Delanna corse verso la casa sotto la pioggia, che adesso stava cadendo in grosse gocce gelide. La porta della cucina era aperta e stava sbattendo. Delanna la chiuse e iniziò a chiudere anche i battenti.
La porta della camera da letto era aperta. Per un secondo, non riuscì a ricordare se l’avesse lasciata aperta quando aveva portato dentro i panni e poi, con un tuffo al cuore, seppe di averlo fatto. «Cleo!» gridò, ma lo scarabeo non era né sul letto, né sotto di esso.
Delanna uscì di corsa sul portico, andando di nuovo quasi a sbattere contro Sonny. «Cleo è fuori!» annunciò con il fiato mozzo.
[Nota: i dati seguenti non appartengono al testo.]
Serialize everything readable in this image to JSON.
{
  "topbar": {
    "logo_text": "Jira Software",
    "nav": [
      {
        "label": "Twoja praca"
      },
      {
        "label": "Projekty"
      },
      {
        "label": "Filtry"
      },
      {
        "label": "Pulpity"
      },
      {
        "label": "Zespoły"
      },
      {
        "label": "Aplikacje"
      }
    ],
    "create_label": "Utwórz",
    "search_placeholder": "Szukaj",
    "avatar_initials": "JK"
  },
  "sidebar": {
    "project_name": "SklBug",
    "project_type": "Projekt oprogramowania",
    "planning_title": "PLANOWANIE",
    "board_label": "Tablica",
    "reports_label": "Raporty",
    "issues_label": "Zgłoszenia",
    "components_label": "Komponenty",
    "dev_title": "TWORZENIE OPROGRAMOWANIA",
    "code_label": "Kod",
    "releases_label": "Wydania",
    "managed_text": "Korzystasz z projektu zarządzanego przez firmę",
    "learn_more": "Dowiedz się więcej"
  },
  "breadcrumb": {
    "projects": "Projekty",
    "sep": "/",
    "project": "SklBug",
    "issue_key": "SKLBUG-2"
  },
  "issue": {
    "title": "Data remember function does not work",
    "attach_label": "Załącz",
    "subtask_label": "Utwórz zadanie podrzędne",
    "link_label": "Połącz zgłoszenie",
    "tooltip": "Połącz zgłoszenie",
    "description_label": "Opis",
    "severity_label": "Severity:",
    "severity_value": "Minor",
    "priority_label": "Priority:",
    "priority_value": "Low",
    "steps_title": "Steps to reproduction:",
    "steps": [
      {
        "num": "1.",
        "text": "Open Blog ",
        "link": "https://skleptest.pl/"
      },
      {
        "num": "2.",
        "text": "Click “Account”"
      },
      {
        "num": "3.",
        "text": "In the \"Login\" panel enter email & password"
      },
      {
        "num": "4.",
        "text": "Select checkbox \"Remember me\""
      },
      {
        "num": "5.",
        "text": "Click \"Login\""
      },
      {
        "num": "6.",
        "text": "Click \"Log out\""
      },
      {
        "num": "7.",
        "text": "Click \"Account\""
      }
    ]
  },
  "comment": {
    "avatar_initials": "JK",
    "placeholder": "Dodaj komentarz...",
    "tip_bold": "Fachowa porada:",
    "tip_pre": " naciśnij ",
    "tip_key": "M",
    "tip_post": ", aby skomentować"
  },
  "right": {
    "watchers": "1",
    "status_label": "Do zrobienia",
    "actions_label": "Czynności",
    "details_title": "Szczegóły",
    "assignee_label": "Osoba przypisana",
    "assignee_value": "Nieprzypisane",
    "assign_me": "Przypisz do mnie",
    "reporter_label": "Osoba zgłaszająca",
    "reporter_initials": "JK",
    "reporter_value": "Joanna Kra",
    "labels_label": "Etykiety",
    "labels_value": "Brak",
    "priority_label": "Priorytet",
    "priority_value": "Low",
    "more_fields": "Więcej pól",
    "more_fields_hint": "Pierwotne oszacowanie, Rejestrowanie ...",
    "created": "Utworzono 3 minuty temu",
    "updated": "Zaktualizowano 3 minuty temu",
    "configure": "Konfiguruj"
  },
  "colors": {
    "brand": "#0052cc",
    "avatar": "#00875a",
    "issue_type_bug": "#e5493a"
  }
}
«Non l’avevi portata in casa?» le chiese Sonny con un’espressione stupita.
«Certo che l’ho portata in casa. Ma è scappata!» Delanna aprì di scatto la porta e il vento gliela strappò dalla mano. Non sarebbe mai riuscita a chiuderla da sola, ma Sonny era proprio dietro di lei. Insieme, riuscirono a chiudere la porta.
«Penso di sapere dove sia andata,» affermò Delanna e si avviò lungo il sentiero che conduceva alla sorgente.
La pioggia si era trasformata in palline di ghiaccio che si stavano accumulando in rivoletti mentre Delanna proseguiva lungo il sentiero, rischiando continuamente di scivolare. Cercò freneticamente nei cespugli su entrambi i lati, poi, davanti a sé, intravide un mucchietto di fango in movimento che poteva essere solo Cleo; lo scarabeo stava avanzando a fatica tra le pozze d’acqua. «Cleo!» gridò Delanna.
Lo scarabeo non si girò neppure, ma si allontanò nella direzione opposta alla massima velocità, dirigendosi verso l’albero sotto il quale Delanna l’aveva trovato in precedenza. Delanna corse verso di lei, scivolò nel fango e quasi cadde. Recuperò l’equilibrio, maledisse la propria stupidità, sollevò lo sguardo e vide Sonny, che, con aria trionfante, teneva sollevata Cleo per una zampa anteriore.
«L’ho presa!» esclamò in tono allegro, poi i cieli si aprirono.